Wine with Mallery cliff notes for those who can’t watch the video…
Do you know how many ounces of beer the jugs above can hold? They hold… wait for it… 128 ounces of beer! This was Michael’s Secret Santa gift from work and it couldn’t be anymore perfect for him! (Beer is to Michael what wine is to Mallery.) Dragonmead is the microbrewery that got our ENTIRE wedding hammered; everyone was good and sloshed! One of these beers was 11% and the second was, I believe, 7.5%. He drank all but 8 ounces in 6 or 7 hours, he was beyond blitzed and hilarious!
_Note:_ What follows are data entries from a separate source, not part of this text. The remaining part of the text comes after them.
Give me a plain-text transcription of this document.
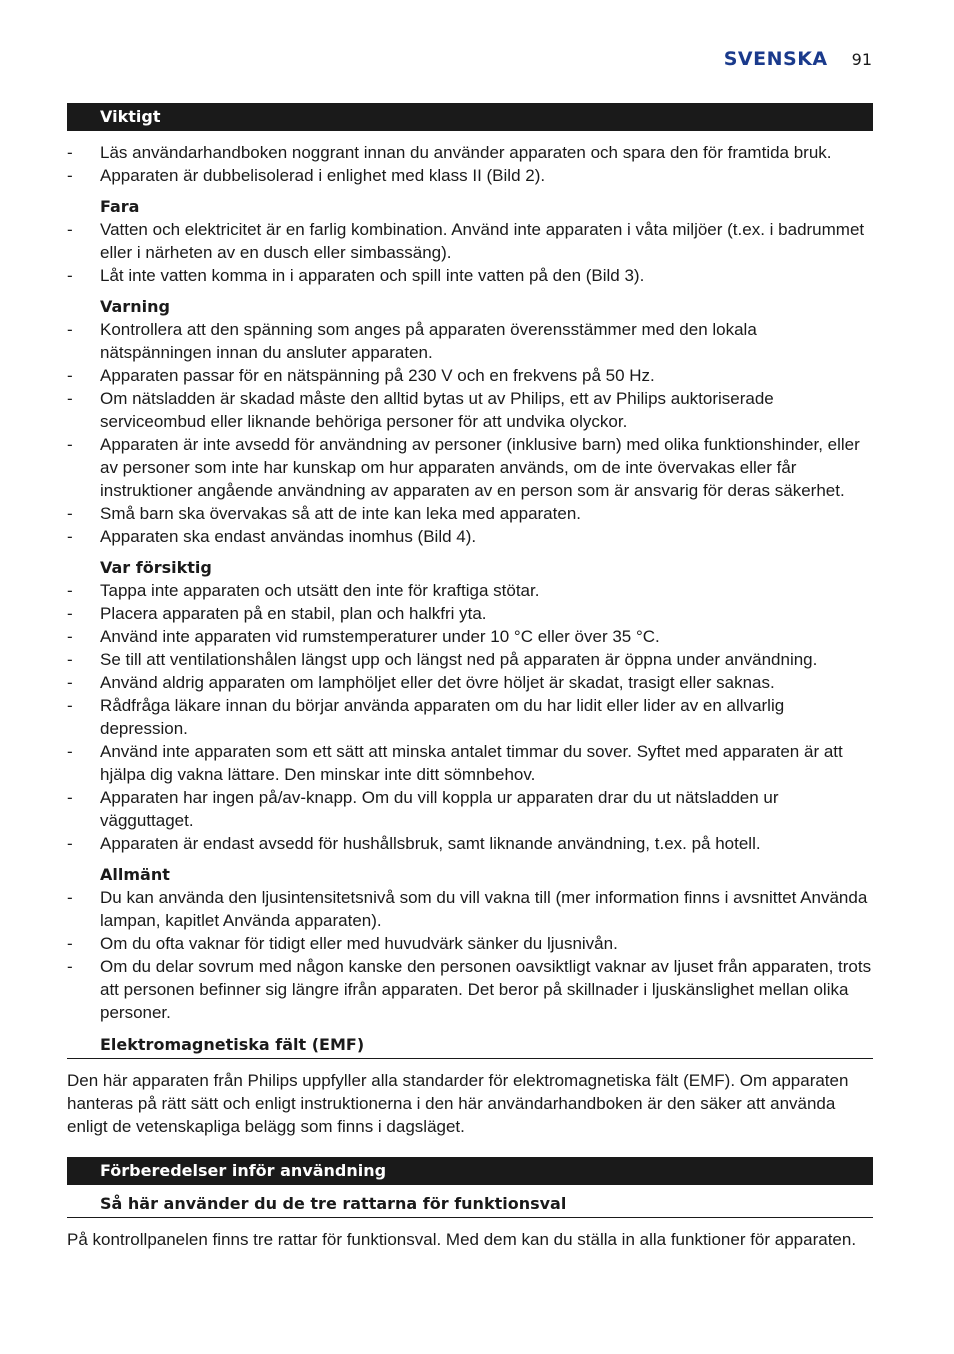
SVENSKA 91
Viktigt
- Läs användarhandboken noggrant innan du använder apparaten och spara den för framtida bruk.
- Apparaten är dubbelisolerad i enlighet med klass II (Bild 2).
Fara
- Vatten och elektricitet är en farlig kombination. Använd inte apparaten i våta miljöer (t.ex. i badrummet eller i närheten av en dusch eller simbassäng).
- Låt inte vatten komma in i apparaten och spill inte vatten på den (Bild 3).
Varning
- Kontrollera att den spänning som anges på apparaten överensstämmer med den lokala nätspänningen innan du ansluter apparaten.
- Apparaten passar för en nätspänning på 230 V och en frekvens på 50 Hz.
- Om nätsladden är skadad måste den alltid bytas ut av Philips, ett av Philips auktoriserade serviceombud eller liknande behöriga personer för att undvika olyckor.
- Apparaten är inte avsedd för användning av personer (inklusive barn) med olika funktionshinder, eller av personer som inte har kunskap om hur apparaten används, om de inte övervakas eller får instruktioner angående användning av apparaten av en person som är ansvarig för deras säkerhet.
- Små barn ska övervakas så att de inte kan leka med apparaten.
- Apparaten ska endast användas inomhus (Bild 4).
Var försiktig
- Tappa inte apparaten och utsätt den inte för kraftiga stötar.
- Placera apparaten på en stabil, plan och halkfri yta.
- Använd inte apparaten vid rumstemperaturer under 10 °C eller över 35 °C.
- Se till att ventilationshålen längst upp och längst ned på apparaten är öppna under användning.
- Använd aldrig apparaten om lamphöljet eller det övre höljet är skadat, trasigt eller saknas.
- Rådfråga läkare innan du börjar använda apparaten om du har lidit eller lider av en allvarlig depression.
- Använd inte apparaten som ett sätt att minska antalet timmar du sover. Syftet med apparaten är att hjälpa dig vakna lättare. Den minskar inte ditt sömnbehov.
- Apparaten har ingen på/av-knapp. Om du vill koppla ur apparaten drar du ut nätsladden ur vägguttaget.
- Apparaten är endast avsedd för hushållsbruk, samt liknande användning, t.ex. på hotell.
Allmänt
- Du kan använda den ljusintensitetsnivå som du vill vakna till (mer information finns i avsnittet Använda lampan, kapitlet Använda apparaten).
- Om du ofta vaknar för tidigt eller med huvudvärk sänker du ljusnivån.
- Om du delar sovrum med någon kanske den personen oavsiktligt vaknar av ljuset från apparaten, trots att personen befinner sig längre ifrån apparaten. Det beror på skillnader i ljuskänslighet mellan olika personer.
Elektromagnetiska fält (EMF)

Den här apparaten från Philips uppfyller alla standarder för elektromagnetiska fält (EMF). Om apparaten hanteras på rätt sätt och enligt instruktionerna i den här användarhandboken är den säker att använda enligt de vetenskapliga belägg som finns i dagsläget.

Förberedelser inför användning
Så här använder du de tre rattarna för funktionsval

På kontrollpanelen finns tre rattar för funktionsval. Med dem kan du ställa in alla funktioner för apparaten.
Hahahaha! <~ It was deserving of an extra ha or two. ?
Do you know what happens when Michael considers you a BFF? You get drunk dialed so he can tell you how much he loves you! The thing is, he used MY phone to call his BFFs. The worst part is when he got to the person who was originally my BFF, he called her at 3am from a number that never calls ANYONE. I could only imagine what she was thinking! Is she dead? Was there an accident? OMG, Mallery never calls anyone!
Just kidding! It is just drunk Michael telling you how much he loves you. This night is the exact reason why I love the people he works with. I love them all like they were my BFFs.
It turns out I am completely OCD about decorating Christmas trees. I spazzed out on Michael for not spreading out the branches and throwing the lights on the tree wherever. I’m dying a little inside looking at this picture. Seriously, I can’t go in that room without picking apart the tree. I have first world problems going on this week.
The Schuplin tree finally went up on 12/17/12 and that puts us in the lead for the Worst Parents of 2012 Award! This prestigious award happens to be the worst rank smelling diaper you have ever experienced; I’m talking garlic and onions rank. That right there is bad news bears!
Trader Joe’s 2011 Charles Shaw Cabernet Sauvignon
This Charles Shaw wine isn’t bad at all. I wouldn’t say there is anything memorable about this wine, it’s a good table wine. At $2.99 I would definitely purchase it again for myself or for a party wine. That is a pretty stellar review, huh? I think I am getting lazy with all of the fancy wine words.